My choice was Southland Tales, written and directed by Richard Kelly (Donnie Darko) and starring Dwayne Johnson, Sarah Michelle Gellar, Sean William Scott, Justin Timberlake, and a host of B-level actors and Saturday Night Live alumni. The DVD had been in my possession for over a year but I’d been holding off on watching until I finished its graphic novel prequel. Problem is, the Southland Tales comic book that professes to be Chapters I-III of the tale is virtually unreadable. At the very least, it’s horribly boring, which didn’t bode well for the film.

Set in an alternate 2008 where World War III has taken place and the United States government has regulated cyberspace, Southland Tales stars Johnson as Boxer Santaros, an action star with amnesia who has written an apocalyptic screenplay with porn star Krysta Now, played by Gellar. Along for the ride is Scott as a masquerading L.A. cop under the influence of homegrown terrorists.

At least I think that’s the story.

Southland Tales has had a tumultuous history. Rewrites and reshoots, a horrible reaction at Cannes 2006, and a complete burial in December 2007, when it was released in just 63 theaters in North America to both audience apathy and critical ennui. It made no money and was unceremoniously dumped onto DVD last March.

In theory, I would have seen Southland Tales had it made it to a theater in Toronto, but to the best of my knowledge it never screened here. So instead, I spent the 22 dollars on the DVD. Even with all the critical drubbings, I still had faith in Southland Tales. I loved Donnie Darko (not the director’s cut, mind you, but the one that we all first experienced on DVD), and I’m all for entertaining apocalyptic tales.

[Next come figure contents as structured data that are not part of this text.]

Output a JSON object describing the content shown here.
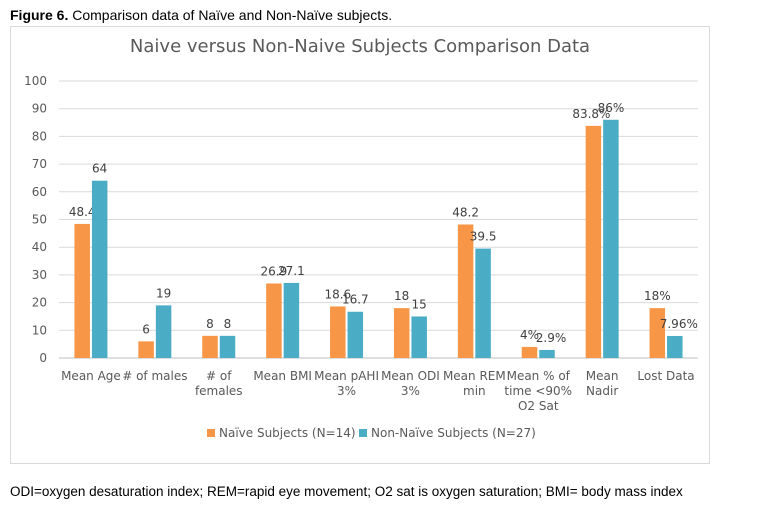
{
  "figure": {
    "label": "Figure 6.",
    "caption": " Comparison data of Naïve and Non-Naïve subjects.",
    "footnote": "ODI=oxygen desaturation index; REM=rapid eye movement; O2 sat is oxygen saturation; BMI= body mass index"
  },
  "colors": {
    "naive": "#F79646",
    "non_naive": "#4BACC6",
    "grid": "#D9D9D9",
    "text": "#595959"
  },
  "chart_data": {
    "type": "bar",
    "title": "Naive versus Non-Naive Subjects Comparison Data",
    "xlabel": "",
    "ylabel": "",
    "ylim": [
      0,
      100
    ],
    "yticks": [
      "0",
      "10",
      "20",
      "30",
      "40",
      "50",
      "60",
      "70",
      "80",
      "90",
      "100"
    ],
    "grid": true,
    "legend_position": "bottom",
    "categories": [
      [
        "Mean Age"
      ],
      [
        "# of males"
      ],
      [
        "# of",
        "females"
      ],
      [
        "Mean BMI"
      ],
      [
        "Mean pAHI",
        "3%"
      ],
      [
        "Mean ODI",
        "3%"
      ],
      [
        "Mean REM",
        "min"
      ],
      [
        "Mean % of",
        "time <90%",
        "O2 Sat"
      ],
      [
        "Mean",
        "Nadir"
      ],
      [
        "Lost Data"
      ]
    ],
    "series": [
      {
        "name": "Naïve Subjects (N=14)",
        "values": [
          48.4,
          6,
          8,
          26.9,
          18.6,
          18,
          48.2,
          4,
          83.8,
          18
        ],
        "labels": [
          "48.4",
          "6",
          "8",
          "26.9",
          "18.6",
          "18",
          "48.2",
          "4%",
          "83.8%",
          "18%"
        ]
      },
      {
        "name": "Non-Naïve Subjects (N=27)",
        "values": [
          64,
          19,
          8,
          27.1,
          16.7,
          15,
          39.5,
          2.9,
          86,
          7.96
        ],
        "labels": [
          "64",
          "19",
          "8",
          "27.1",
          "16.7",
          "15",
          "39.5",
          "2.9%",
          "86%",
          "7.96%"
        ]
      }
    ]
  }
}
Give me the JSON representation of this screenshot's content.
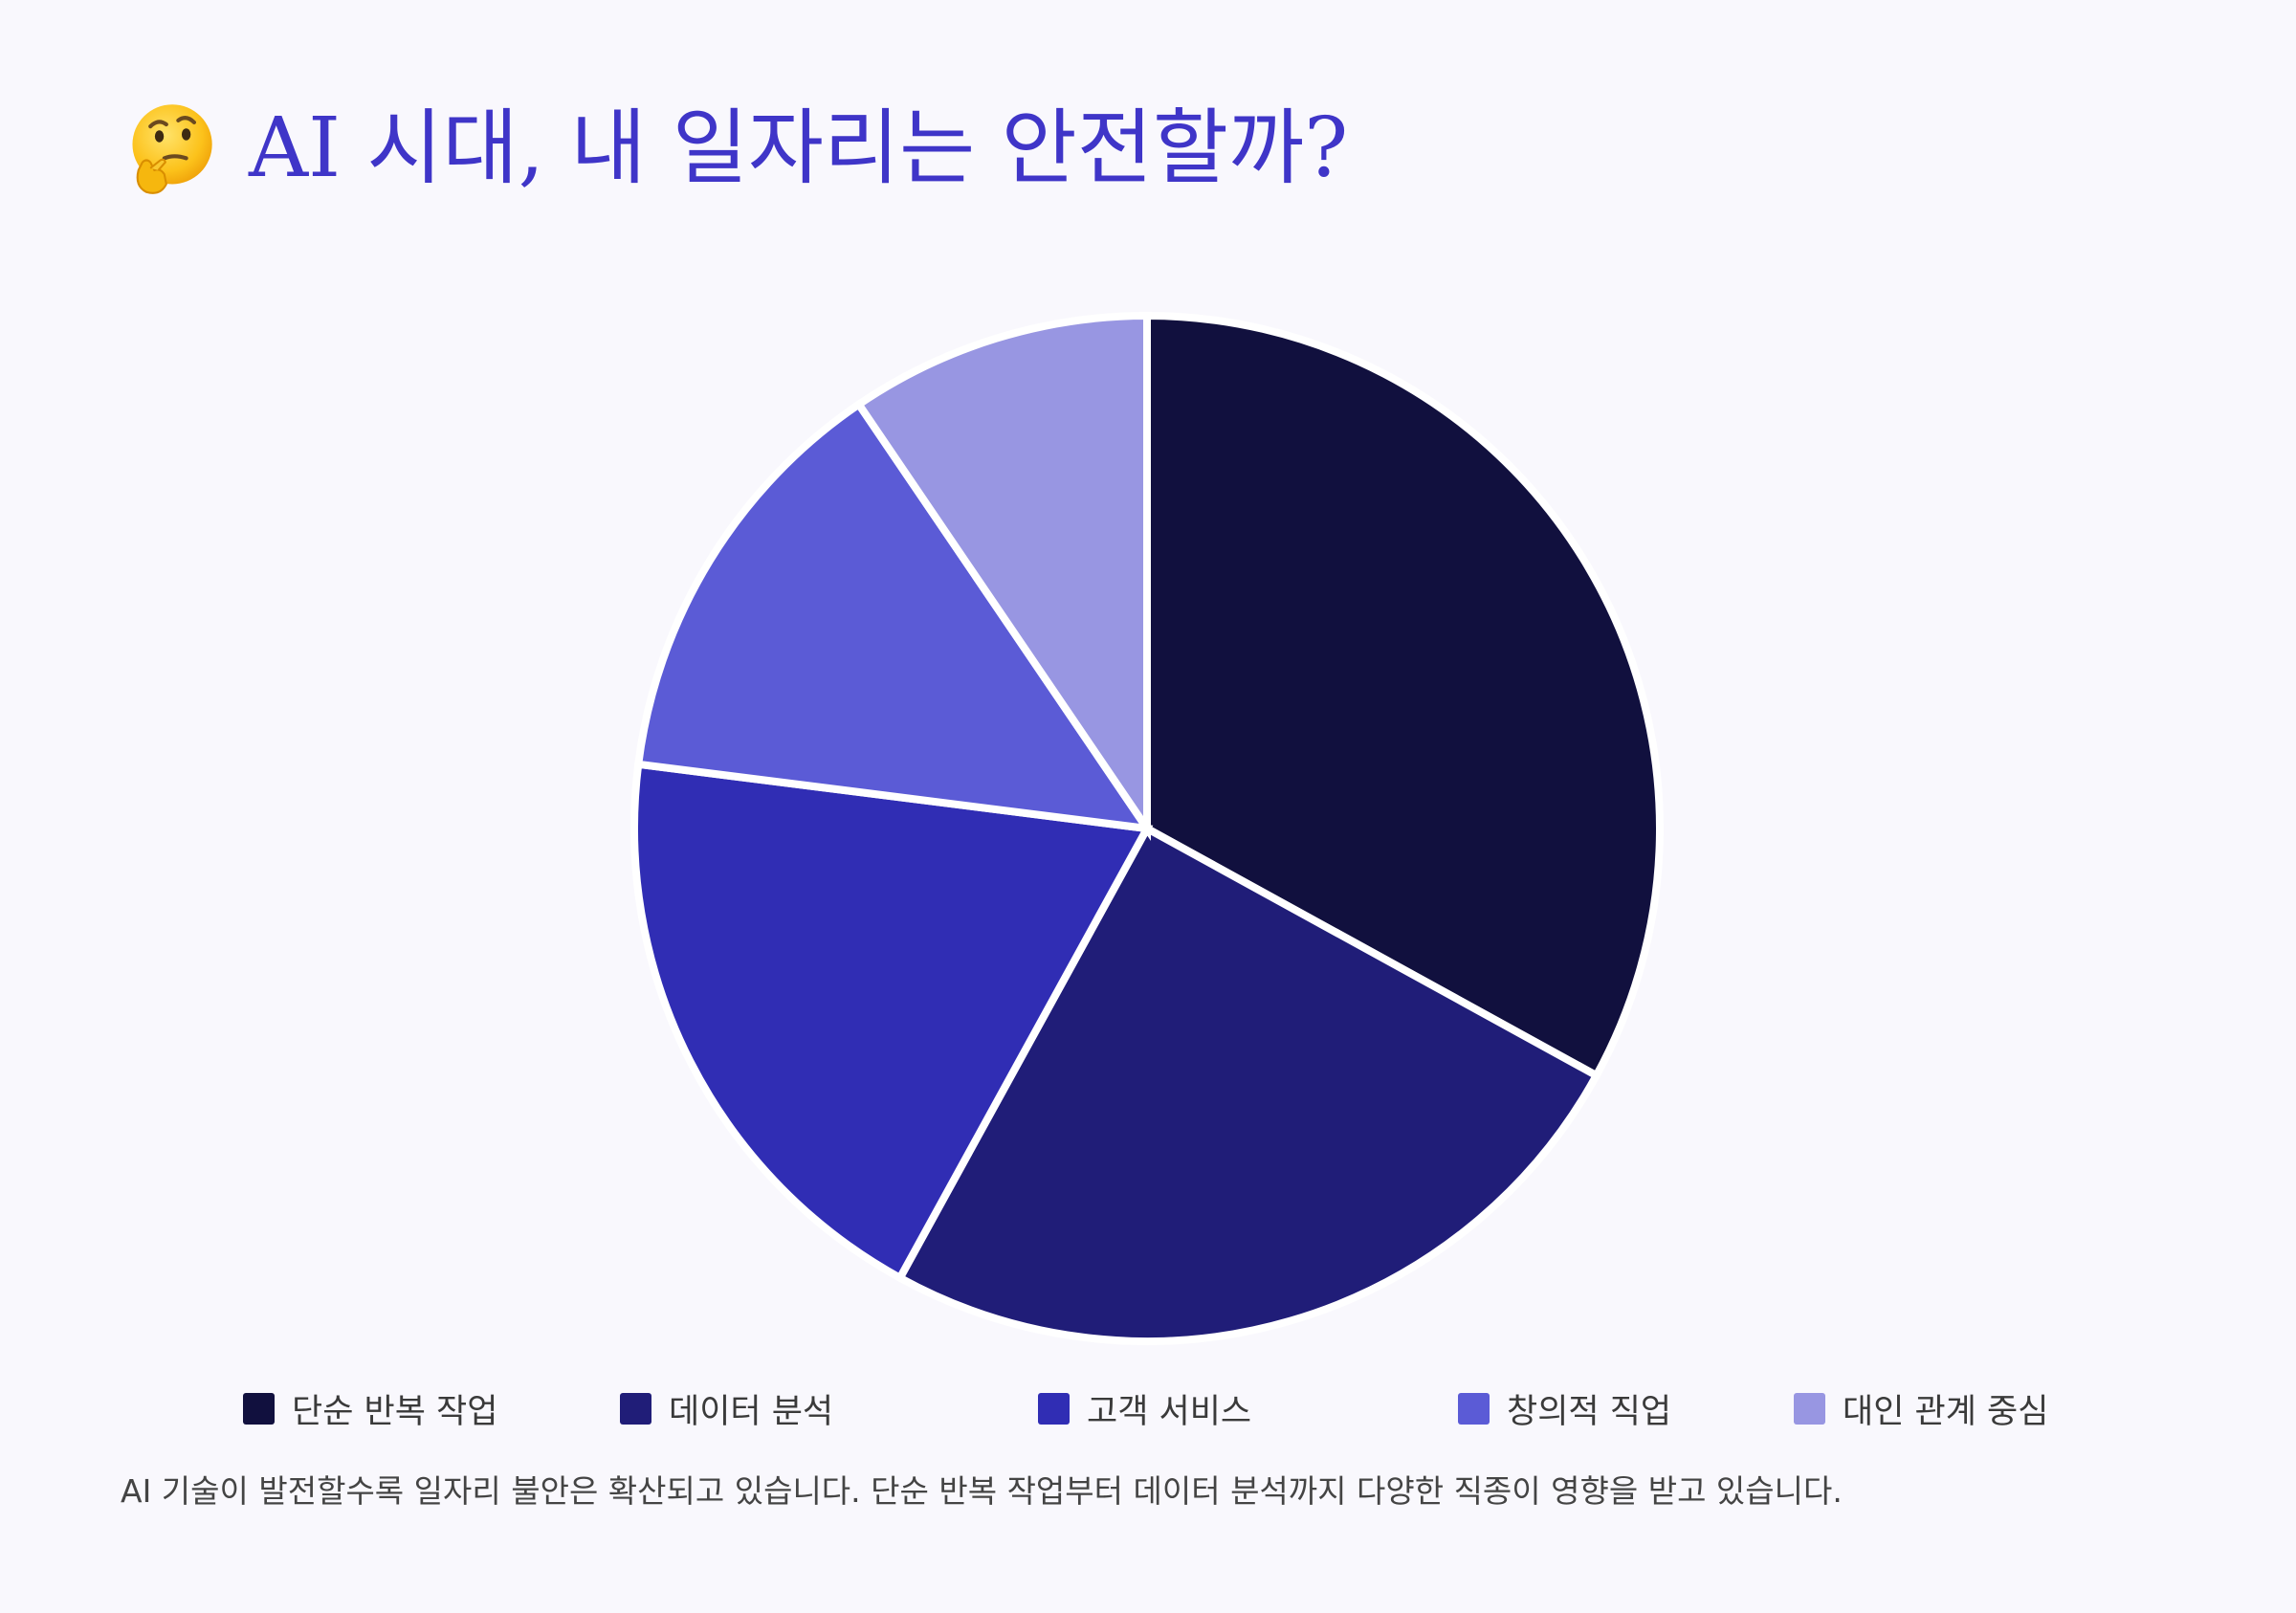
{
  "title": {
    "emoji_icon": "thinking-face-icon",
    "text": "AI 시대, 내 일자리는 안전할까?",
    "color": "#3f35c8"
  },
  "chart_data": {
    "type": "pie",
    "categories": [
      "단순 반복 작업",
      "데이터 분석",
      "고객 서비스",
      "창의적 직업",
      "대인 관계 중심"
    ],
    "values": [
      33,
      25,
      19,
      13.5,
      9.5
    ],
    "colors": [
      "#11103e",
      "#201d78",
      "#302db4",
      "#5b5bd6",
      "#9896e2"
    ],
    "start_angle": "12 o'clock",
    "direction": "clockwise",
    "legend_position": "bottom",
    "slice_border_color": "#ffffff"
  },
  "footer": {
    "text": "AI 기술이 발전할수록 일자리 불안은 확산되고 있습니다. 단순 반복 작업부터 데이터 분석까지 다양한 직종이 영향을 받고 있습니다."
  }
}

My mistake. My horrible mistake. There is virtually nothing entertaining about Southland Tales.

First of all, any film that puts Jon Lovitz, Cherie Oteri, and Amy Poehler in prime roles has immediately got it all wrong. The baggage those SNL alumni bring with them does not allow us to take them seriously. And they’re bad actors. That was some horrible casting, Mr. Kelly.

While Dwayne Johnson does decent enough work in Southland Tales, playing against type with his nevous ticks, the problem is the material he’s working with is fucking horrible. I’m pretty sure The Rock left this one off his resume when he started working with Disney. Meanwhile, Sarah Michelle Gellar, who hooked me for seven seasons of Buffy the Vampire Slayer, does nothing with her underwritten and unappealing porn star character. The more Gellar does outside of Sunnydale, the more I wonder how long it will be until she tries to return.

Then there’s the convoluted storytelling. There’s a heck of a lot of “telling” throughout, thanks to narrator Timberlake, but when an audience desperately needs something explained to them, a filmmaker should know something is wrong. For all the warnings of “danger on the horizon”, I never really knew what was going on. In that regard, watching Southland Tales reminded me of how I felt as a child trying to watch David Lynch’s Dune. It’s that bad.

There are a few good things to say about Southland Tales. For all of its convoluted storytelling, the movie looks great. There’s also a quirky scene that finds Justin Timberlake lip-synching to The Killers “All The Things I’ve Done”. And the typically overbearing Sean William Scott shows himself adept at drama.

But these are just a few pluses in over two hours of excruciatingly awful minuses. In fact, by the end of Southland Tales I think I felt worse than when it started.

Southland Tales – one of the worst films I’ve ever made myself sit through. Please save yourself a few hours and never, ever, watch it.